Suppose we want to define a decrement operator over the natural numbers (all integers greater than or equal to zero). To seamlessly support inputs less than or equal to zero, we define our function as follows:
> decrementNat x | x <= 0 = Nothing
> | otherwise = Just (x-1)
Note that decrementNat has the desirable signature a -> Maybe a. Now we can use the monadic bind function to perform multiple decrements. If we load the above function from a module Foo in ghci, we can write:
*Foo> Nothing >>= decrementNat
Nothing
*Foo> Nothing >>= decrementNat >>= decrementNat
Nothing
*Foo> Just 2 >>= decrementNat
Just 1
*Foo> Just 2 >>= decrementNat >>= decrementNat
Just 0
*Foo> Just 2 >>= decrementNat >>= decrementNat >>= decrementNat
Nothing
We can also use the syntactic sugar of do, to write a function such as:
> decrementNat3 x = do x1 <- decrementNat x
> x2 <- decrementNat x1
> decrementNat x2
Then, once again, in ghci, we can write:
*Foo> decrementNat3 2
Nothing
*Foo> decrementNat3 5
Just 2
Notice that once the bind function (as defined for the (Maybe a) type) encounters a Nothing, it forever generates a Nothing. It short circuits.
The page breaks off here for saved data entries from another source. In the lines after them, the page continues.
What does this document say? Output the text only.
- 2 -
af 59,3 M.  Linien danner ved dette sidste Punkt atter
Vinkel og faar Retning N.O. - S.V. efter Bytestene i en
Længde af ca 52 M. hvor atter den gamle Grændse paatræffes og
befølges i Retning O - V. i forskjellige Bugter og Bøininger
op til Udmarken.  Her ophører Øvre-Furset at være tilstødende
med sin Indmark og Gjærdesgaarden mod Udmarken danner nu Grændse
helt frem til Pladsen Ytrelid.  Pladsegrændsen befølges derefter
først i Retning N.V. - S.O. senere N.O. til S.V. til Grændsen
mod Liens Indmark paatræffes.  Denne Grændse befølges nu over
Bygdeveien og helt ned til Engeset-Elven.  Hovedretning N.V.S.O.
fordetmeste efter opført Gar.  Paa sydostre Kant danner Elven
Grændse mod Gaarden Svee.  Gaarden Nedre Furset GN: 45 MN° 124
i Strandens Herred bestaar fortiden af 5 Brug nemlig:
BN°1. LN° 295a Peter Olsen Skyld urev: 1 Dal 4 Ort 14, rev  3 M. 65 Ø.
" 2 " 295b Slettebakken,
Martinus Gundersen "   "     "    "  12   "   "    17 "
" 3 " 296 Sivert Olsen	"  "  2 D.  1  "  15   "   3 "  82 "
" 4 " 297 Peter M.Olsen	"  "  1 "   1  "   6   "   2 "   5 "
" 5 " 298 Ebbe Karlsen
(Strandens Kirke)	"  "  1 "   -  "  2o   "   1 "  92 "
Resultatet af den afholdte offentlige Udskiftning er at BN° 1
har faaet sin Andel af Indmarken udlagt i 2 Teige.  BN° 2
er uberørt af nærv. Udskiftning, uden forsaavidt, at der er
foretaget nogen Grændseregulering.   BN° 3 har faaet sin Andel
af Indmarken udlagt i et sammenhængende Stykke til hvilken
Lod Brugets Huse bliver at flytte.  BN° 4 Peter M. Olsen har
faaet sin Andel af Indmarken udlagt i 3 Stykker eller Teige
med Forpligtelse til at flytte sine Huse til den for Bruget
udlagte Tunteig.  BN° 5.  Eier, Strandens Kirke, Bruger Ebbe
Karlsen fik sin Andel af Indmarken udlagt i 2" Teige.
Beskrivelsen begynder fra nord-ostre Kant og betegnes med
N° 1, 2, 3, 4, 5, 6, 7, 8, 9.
Otherwise, the incrementally smaller value is passed along the chain.
Monadic List
The list type is also an instance of the Monad type class, defined as follows:
> instance Monad [] where
> return x = [x]
> m >>= f = concatMap f m
> fail _ = []
Once again, return is an alias for the value constructor []. The bind operator is best conceptualized in two steps. First, a 2d list (a list of lists) is created because the function f is applied to every element in the list m. Remember that f creates a list. Then all of those lists are concatenated together.
Consider a simple expression such as:
Prelude> [1,2] >>= (\x -> return $ odd x)
[True,False]
Alternatively, you could write:
> myodd = do x <- [1,2]
> return $ odd x
What exactly is going on here? Remember that for lists, the bind operator is concatMap, and return is the list constructor. We might also write it as:
Prelude> concatMap (return . odd) [1,2]
[True,False]
So the short monadic bind expression applies the function \x -> return $ odd x to both 1 and 2 to create [True] and [False], which are then concatenated together.
We can expand this example to produce all pairs of a list l.
> allpairs l = do x <- l
> y <- l
> return (x, y)
Note that in this case there are two chained calls to concatMap.
To be continued. . .
These are the basic ideas behind monads. We have not covered the type class MonadPlus. We have also not explored many common instances of the Monad class, most notably (IO a) and (State a). Perhaps I’ll tackle those topics in a subsequent posts.